Reporter: Moch. Wahyudi |
JAKARTA. Niat perbankan untuk bisa menjajakan 20 produk baru perbankan syariah masih jauh panggang dari api. Dewan Syariah Nasional (DSN) saat ini baru mengkaji tiga produk baru yang telah diterapkan di Malaysia.
"Secara umum, semuanya produk di Indonesia hampir sama dengan malaysia, cuma tiga produk saja yang berbeda," ujar anggota DSN, Muhammad Syafi'i Antonio, di sela-sela Festival Ekonomi Syariah (FES), pekan lalu.

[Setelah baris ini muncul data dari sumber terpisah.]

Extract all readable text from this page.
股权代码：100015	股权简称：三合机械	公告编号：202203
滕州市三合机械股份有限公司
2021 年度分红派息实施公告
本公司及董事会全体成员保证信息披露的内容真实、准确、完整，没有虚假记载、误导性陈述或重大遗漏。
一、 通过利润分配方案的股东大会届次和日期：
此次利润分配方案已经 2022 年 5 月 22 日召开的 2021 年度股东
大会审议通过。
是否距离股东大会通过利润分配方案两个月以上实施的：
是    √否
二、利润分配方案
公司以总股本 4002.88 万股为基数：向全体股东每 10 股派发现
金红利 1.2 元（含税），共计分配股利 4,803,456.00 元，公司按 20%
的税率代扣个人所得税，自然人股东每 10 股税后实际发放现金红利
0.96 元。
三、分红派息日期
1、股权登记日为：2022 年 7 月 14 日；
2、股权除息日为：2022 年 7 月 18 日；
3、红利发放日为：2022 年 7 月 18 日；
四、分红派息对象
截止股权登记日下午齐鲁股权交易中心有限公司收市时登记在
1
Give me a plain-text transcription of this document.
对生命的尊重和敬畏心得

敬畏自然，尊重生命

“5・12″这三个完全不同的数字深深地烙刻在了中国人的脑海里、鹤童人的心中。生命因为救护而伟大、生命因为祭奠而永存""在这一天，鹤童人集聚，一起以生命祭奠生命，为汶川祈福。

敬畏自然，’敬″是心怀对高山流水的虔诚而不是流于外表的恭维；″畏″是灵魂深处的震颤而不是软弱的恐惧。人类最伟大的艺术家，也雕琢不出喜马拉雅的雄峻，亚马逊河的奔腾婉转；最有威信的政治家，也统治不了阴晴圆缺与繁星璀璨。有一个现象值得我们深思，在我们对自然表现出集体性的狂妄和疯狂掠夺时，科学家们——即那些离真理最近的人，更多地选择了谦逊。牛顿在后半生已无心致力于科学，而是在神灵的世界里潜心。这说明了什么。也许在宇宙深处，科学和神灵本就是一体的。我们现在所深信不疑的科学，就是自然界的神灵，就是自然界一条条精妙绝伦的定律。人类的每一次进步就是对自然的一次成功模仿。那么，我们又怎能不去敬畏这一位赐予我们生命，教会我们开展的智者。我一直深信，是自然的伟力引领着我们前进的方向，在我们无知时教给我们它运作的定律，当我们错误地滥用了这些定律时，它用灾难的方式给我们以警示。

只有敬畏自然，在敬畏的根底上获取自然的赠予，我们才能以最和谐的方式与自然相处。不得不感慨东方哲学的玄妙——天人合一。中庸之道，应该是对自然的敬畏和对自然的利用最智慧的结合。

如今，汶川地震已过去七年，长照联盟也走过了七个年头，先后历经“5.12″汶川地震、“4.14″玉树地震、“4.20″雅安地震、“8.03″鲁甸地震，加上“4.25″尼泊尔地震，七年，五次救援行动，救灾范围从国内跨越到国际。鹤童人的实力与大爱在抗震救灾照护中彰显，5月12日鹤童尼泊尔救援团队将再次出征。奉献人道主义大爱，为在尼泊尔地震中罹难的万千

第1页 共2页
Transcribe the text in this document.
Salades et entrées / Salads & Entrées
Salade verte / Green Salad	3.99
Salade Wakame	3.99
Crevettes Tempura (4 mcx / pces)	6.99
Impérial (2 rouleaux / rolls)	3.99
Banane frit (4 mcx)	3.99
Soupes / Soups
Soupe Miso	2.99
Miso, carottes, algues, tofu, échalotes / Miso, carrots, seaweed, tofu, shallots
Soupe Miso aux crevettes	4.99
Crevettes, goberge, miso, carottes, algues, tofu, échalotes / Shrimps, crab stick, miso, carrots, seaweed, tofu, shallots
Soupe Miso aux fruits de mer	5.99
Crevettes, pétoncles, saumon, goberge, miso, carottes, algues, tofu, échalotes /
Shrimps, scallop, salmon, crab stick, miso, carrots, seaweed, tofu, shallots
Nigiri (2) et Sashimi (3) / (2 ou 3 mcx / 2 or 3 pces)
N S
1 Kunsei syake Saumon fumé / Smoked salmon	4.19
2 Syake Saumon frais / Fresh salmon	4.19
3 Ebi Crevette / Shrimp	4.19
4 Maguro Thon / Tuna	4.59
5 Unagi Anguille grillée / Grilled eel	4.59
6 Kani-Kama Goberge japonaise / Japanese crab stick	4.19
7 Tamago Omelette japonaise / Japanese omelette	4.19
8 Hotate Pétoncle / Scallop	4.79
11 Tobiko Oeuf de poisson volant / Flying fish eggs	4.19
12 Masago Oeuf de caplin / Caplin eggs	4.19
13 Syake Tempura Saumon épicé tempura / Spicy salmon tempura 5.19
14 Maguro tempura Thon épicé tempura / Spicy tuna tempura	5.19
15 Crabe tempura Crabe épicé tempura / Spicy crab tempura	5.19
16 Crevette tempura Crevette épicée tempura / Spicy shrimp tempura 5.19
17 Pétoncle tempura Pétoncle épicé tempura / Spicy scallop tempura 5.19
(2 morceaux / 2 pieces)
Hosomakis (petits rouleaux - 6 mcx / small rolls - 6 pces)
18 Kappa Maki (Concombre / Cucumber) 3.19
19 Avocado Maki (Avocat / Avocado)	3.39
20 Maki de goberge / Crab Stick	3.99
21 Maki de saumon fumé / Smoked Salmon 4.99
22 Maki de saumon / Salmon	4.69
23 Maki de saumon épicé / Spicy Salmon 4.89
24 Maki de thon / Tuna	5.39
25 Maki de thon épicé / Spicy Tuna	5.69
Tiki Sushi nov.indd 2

Misalnya produk tawaruq atawa transaksi jual beli aset yang dilakukan secara tangguh. Dimana pembeli yakni nasabah, menjual kembali aset itu secara tunai kepada pihak ketiga yakni bank. Selain itu, ada juga bai'ul dayn atawa transaksi sekunder berbasiskan utang.
"Malaysia menerapkannya di perbankan dan di pasar modal, sedangkan Indonesia masih mengkaji," jelas Syafi'i.
Karena itu perbankan baru bisa menerapkan produk syariah tersebut di Indonesia setelah mendapatkan persetujuan ulama berbagai mazhab yang tergabung di DSN. Cara kerja DSN di Indonesia memang beda dengan Malaysia. Di Indonesia perlu mendapat izin dari semua mazhab sebelum mengeluarkan izin produk syariah. Sedangkan di Malaysia asalkan satu mazhab setuju, produk syariah bisa langsung jalan.
Syafi'i mengakui mekanisme izin produk keuangan yang masih kaku di DSN ini membuat proses diversikasi produk syariah di Indonesia berjalan lamban. Meski begitu, bagi Syafi'i, mekanisme ini sesungguhnya sebagai wujud kehati-hatian agar sesuai dengan prinsip syariah. "Itu bisa menjadi kekuatan kita, dan Timur Tengah pun mengakui kita lebih hati-hati," ucapnya.
Kepala Biro Penelitian dan Pengembangan Perbankan Syariah Bank Indonesia, Mulya E. Siregar mengaku BI tak bisa memaksa DSN soal fatwa produk ini. Dia hanya ingin mendorong kalangan perbankan syariah untuk lebih jeli melihat keinginan masyarakat terhadap produk syariah sehingga DSN mudah mengizinkan produk baru itu.